Where It Fits in the Stack

Codacy integrates at multiple points in the development workflow:

• IDE — VS Code, JetBrains, and Cursor plugins provide real-time local scanning
• Git — GitHub Cloud, Bitbucket Cloud, and GitLab Cloud (self-hosted Git providers are not supported)
• Pull Requests — automated AI reviewer with fix suggestions, PR summaries, and false positive detection
• Containers — JFrog, Amazon ECR, and Docker registries
• Issue tracking — two-way Jira integration
• Alerts — Slack integration for critical security notifications
• AWS Marketplace — available for purchase through AWS

Compliance and Reporting

The platform generates audit-ready outputs including SBOM exports, SLA remediation tracking, and real-time security and risk dashboards.

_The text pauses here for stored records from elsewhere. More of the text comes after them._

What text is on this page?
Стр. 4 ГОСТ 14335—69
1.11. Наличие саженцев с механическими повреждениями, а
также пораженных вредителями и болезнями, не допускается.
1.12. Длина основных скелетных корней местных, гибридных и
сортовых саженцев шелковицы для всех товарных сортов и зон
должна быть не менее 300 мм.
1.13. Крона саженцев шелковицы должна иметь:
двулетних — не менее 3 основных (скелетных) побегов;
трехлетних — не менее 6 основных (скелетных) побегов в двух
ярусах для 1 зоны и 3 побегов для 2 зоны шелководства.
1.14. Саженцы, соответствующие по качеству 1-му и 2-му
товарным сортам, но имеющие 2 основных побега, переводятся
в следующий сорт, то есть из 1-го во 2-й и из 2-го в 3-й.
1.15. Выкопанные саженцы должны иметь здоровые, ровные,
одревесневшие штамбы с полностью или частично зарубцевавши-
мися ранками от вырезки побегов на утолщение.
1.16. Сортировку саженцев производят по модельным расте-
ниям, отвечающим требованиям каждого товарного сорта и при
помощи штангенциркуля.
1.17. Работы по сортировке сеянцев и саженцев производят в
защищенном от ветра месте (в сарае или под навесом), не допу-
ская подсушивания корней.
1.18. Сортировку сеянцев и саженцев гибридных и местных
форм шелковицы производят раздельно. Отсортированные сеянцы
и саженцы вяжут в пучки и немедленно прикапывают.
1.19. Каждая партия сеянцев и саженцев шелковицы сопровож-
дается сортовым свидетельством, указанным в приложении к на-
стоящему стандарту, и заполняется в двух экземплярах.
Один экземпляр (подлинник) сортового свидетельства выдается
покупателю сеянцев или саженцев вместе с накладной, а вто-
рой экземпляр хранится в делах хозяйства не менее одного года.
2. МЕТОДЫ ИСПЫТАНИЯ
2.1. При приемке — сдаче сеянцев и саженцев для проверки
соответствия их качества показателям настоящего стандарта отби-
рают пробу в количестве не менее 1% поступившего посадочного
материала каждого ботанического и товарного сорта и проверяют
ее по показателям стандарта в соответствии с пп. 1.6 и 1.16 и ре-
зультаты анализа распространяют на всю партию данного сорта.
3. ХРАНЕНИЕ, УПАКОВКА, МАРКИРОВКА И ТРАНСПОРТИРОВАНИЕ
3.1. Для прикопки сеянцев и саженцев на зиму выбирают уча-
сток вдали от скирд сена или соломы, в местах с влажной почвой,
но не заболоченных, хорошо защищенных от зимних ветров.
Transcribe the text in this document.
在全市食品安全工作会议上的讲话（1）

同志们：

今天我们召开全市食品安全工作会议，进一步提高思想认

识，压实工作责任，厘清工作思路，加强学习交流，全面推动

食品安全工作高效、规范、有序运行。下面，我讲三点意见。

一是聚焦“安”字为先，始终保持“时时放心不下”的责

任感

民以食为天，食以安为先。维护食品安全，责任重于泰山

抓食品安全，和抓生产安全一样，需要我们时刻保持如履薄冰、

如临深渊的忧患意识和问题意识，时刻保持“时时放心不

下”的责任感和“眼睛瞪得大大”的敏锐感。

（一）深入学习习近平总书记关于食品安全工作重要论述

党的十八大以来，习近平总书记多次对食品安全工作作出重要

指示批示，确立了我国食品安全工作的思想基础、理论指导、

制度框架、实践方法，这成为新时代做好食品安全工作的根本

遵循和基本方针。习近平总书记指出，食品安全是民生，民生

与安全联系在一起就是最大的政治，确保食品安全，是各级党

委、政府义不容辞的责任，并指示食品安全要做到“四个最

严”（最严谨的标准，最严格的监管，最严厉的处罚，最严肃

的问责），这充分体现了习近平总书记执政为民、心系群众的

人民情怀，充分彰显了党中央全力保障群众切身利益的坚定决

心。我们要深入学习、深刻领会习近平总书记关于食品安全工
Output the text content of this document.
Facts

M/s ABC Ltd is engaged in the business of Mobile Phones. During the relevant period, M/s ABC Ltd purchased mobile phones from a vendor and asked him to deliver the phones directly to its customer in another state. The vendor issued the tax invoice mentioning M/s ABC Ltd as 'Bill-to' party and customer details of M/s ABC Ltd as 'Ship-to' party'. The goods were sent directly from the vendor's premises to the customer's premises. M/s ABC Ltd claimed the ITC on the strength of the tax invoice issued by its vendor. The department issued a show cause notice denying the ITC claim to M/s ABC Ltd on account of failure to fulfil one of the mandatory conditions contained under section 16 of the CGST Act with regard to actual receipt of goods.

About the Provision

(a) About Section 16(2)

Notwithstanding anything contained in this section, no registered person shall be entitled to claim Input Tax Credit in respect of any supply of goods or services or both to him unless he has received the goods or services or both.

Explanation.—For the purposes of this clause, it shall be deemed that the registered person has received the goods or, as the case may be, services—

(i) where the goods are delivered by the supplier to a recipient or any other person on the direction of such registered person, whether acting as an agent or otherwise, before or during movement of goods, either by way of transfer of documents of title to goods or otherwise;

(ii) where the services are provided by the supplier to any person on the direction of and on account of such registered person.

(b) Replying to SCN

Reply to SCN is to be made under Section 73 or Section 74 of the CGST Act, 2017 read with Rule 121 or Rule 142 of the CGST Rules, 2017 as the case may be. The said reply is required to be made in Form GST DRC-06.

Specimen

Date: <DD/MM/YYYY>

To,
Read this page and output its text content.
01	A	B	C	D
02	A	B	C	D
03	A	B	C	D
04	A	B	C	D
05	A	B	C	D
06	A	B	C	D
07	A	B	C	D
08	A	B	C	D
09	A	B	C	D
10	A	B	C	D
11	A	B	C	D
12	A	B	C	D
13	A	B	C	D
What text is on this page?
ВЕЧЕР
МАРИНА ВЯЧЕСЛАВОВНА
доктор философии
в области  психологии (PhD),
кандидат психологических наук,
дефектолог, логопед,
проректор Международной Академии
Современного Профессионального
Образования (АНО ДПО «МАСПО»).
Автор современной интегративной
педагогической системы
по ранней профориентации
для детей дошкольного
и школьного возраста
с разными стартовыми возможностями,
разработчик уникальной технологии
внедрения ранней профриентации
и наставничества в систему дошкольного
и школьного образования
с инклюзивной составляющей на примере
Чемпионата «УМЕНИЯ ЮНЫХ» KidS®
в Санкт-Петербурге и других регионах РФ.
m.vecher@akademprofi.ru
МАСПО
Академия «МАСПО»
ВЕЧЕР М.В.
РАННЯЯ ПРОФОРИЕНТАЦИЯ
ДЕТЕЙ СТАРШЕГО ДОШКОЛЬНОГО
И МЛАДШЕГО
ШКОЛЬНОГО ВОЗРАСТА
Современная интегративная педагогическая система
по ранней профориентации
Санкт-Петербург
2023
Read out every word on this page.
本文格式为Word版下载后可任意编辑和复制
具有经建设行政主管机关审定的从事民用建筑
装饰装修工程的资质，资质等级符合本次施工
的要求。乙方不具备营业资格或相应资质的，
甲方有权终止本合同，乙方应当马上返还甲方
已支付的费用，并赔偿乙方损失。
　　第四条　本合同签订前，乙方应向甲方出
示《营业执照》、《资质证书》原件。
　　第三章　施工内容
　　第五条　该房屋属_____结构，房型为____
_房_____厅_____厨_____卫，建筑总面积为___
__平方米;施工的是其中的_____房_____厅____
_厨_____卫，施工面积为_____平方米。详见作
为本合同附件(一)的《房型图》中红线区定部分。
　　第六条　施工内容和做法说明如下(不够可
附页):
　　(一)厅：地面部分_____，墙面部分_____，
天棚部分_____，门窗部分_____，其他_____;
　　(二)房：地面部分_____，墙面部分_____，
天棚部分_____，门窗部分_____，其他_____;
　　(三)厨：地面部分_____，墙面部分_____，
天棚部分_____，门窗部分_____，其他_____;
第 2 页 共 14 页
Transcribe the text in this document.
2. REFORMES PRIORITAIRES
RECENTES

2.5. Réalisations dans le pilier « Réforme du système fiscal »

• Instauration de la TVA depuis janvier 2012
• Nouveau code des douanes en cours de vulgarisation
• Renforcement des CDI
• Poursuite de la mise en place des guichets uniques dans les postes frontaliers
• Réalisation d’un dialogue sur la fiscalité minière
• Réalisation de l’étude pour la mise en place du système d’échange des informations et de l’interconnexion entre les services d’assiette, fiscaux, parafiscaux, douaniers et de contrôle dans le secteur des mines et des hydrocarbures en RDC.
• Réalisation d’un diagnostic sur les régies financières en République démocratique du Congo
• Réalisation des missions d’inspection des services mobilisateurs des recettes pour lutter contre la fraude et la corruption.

The company states its cloud infrastructure is SOC2 Type 2 certified. Compliance-relevant scan reports are described as supporting SOC2 and ISO27001 requirements. The pricing page notes that open-source projects can use the platform for free indefinitely, while private repository access requires a paid subscription.

Current Status

Codacy is actively developed and commercially available. The About page lists 57 employees with 51% in product and engineering roles. The platform recently launched AI Inventory as a new module, noted in a site-wide banner. IDE plugin support for VS Code and JetBrains is live, with Cursor also listed as a supported environment. The company publishes a public roadmap at roadmap.codacy.com and maintains documentation at docs.codacy.com.